“La exposición de arte francés”marked the beginning of the controversy surrounding the Exposición and the debate about avant-garde movements that would prove so important to the defense and development of modern art in Colombia in later decades. It is widely known that art criticism has largely denied other possible conceptions of modernism in the work of early twentieth-century artists.
This text forms part of the critical discussion and debate that occurred pursuant to the 1922 exhibition, the first show of modern French art in Colombia, which was the first time Colombians had the opportunity to see artistic trends from France, and also from Europe. The debate largely ensued in Colombian newspapers, such as La Crónica and El Tiempo, and magazines, such as El Gráfico Ilustrado and Cromos.

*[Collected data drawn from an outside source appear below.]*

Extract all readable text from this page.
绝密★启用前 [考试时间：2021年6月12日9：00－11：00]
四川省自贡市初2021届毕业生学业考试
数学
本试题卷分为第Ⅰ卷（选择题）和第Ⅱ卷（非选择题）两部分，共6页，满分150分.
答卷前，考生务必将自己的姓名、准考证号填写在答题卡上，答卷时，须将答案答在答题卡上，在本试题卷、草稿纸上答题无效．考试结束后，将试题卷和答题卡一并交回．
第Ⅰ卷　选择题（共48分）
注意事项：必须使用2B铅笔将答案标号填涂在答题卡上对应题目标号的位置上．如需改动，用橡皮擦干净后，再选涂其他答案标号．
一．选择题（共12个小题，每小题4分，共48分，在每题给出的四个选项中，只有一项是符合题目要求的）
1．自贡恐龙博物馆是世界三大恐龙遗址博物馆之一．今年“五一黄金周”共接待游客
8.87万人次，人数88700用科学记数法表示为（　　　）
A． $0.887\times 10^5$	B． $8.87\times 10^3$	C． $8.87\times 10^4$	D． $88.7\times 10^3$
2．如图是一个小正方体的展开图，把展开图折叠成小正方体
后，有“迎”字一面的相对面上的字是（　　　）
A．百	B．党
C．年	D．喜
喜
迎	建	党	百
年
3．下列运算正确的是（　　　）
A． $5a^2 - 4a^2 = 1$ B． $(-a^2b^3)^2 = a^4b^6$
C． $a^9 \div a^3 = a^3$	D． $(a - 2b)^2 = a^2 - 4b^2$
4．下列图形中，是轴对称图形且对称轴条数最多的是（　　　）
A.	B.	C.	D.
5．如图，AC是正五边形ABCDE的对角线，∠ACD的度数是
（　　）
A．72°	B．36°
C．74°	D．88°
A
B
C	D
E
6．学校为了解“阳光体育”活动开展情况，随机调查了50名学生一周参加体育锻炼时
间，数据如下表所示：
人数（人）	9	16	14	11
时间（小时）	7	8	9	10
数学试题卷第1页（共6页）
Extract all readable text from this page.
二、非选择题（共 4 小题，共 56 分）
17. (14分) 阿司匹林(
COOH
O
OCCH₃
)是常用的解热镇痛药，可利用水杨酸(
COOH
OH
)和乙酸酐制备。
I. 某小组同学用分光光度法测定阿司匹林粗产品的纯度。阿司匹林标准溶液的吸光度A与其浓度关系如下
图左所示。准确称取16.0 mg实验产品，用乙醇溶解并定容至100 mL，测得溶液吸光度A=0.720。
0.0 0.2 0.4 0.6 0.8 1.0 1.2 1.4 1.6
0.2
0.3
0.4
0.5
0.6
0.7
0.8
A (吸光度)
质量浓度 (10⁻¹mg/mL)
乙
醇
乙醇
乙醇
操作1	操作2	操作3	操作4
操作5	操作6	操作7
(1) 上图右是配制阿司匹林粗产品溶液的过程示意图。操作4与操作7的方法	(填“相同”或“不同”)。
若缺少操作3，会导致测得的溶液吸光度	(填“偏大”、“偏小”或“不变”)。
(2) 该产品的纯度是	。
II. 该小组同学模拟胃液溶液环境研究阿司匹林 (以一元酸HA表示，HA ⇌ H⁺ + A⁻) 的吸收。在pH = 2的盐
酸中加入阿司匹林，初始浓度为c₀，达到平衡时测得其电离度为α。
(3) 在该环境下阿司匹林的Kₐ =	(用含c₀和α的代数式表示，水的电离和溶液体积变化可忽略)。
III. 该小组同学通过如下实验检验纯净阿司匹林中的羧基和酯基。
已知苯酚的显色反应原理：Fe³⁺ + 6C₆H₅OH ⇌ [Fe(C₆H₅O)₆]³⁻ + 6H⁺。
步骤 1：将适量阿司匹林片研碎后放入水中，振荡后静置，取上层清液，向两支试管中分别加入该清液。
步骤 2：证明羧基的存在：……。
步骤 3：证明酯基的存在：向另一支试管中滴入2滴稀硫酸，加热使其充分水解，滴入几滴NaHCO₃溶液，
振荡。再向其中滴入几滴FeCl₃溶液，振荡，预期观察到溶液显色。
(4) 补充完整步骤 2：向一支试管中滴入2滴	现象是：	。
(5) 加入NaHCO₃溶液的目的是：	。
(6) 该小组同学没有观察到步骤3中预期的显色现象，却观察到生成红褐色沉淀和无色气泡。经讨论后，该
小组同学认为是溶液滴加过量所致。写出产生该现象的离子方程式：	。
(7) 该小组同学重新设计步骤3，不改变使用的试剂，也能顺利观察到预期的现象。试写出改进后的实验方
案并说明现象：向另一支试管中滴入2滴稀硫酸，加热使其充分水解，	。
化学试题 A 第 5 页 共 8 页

Art critics Rafael Tavera (1878–1957), Gustavo Santos (1892–1967), and Roberto Pizano (1896–1930) were among those who participated in the debate. Pizano and Tavera defended local art, comparing it to European production. Santos, on the other hand, criticized the failure of the viewing public to understand the works exhibited.
An artist and cultural advocate, and a member of the Círculo de Bellas Artes of Bogotá, Roberto Pizano is crucial to understanding the Colombian art scene of the twenties. He defended an academic art whose main point of reference was Spanish painting, eschewing modern and avant-garde tendencies in French art. Pizano advocated a Colombian art based on technical skill and local themes and customs in painting that were influenced by classicism. Pizano’s approach to the exhibition is that of a patient teacher attempting to show his students what mistakes not to make, and how to appreciate the value of their own culture.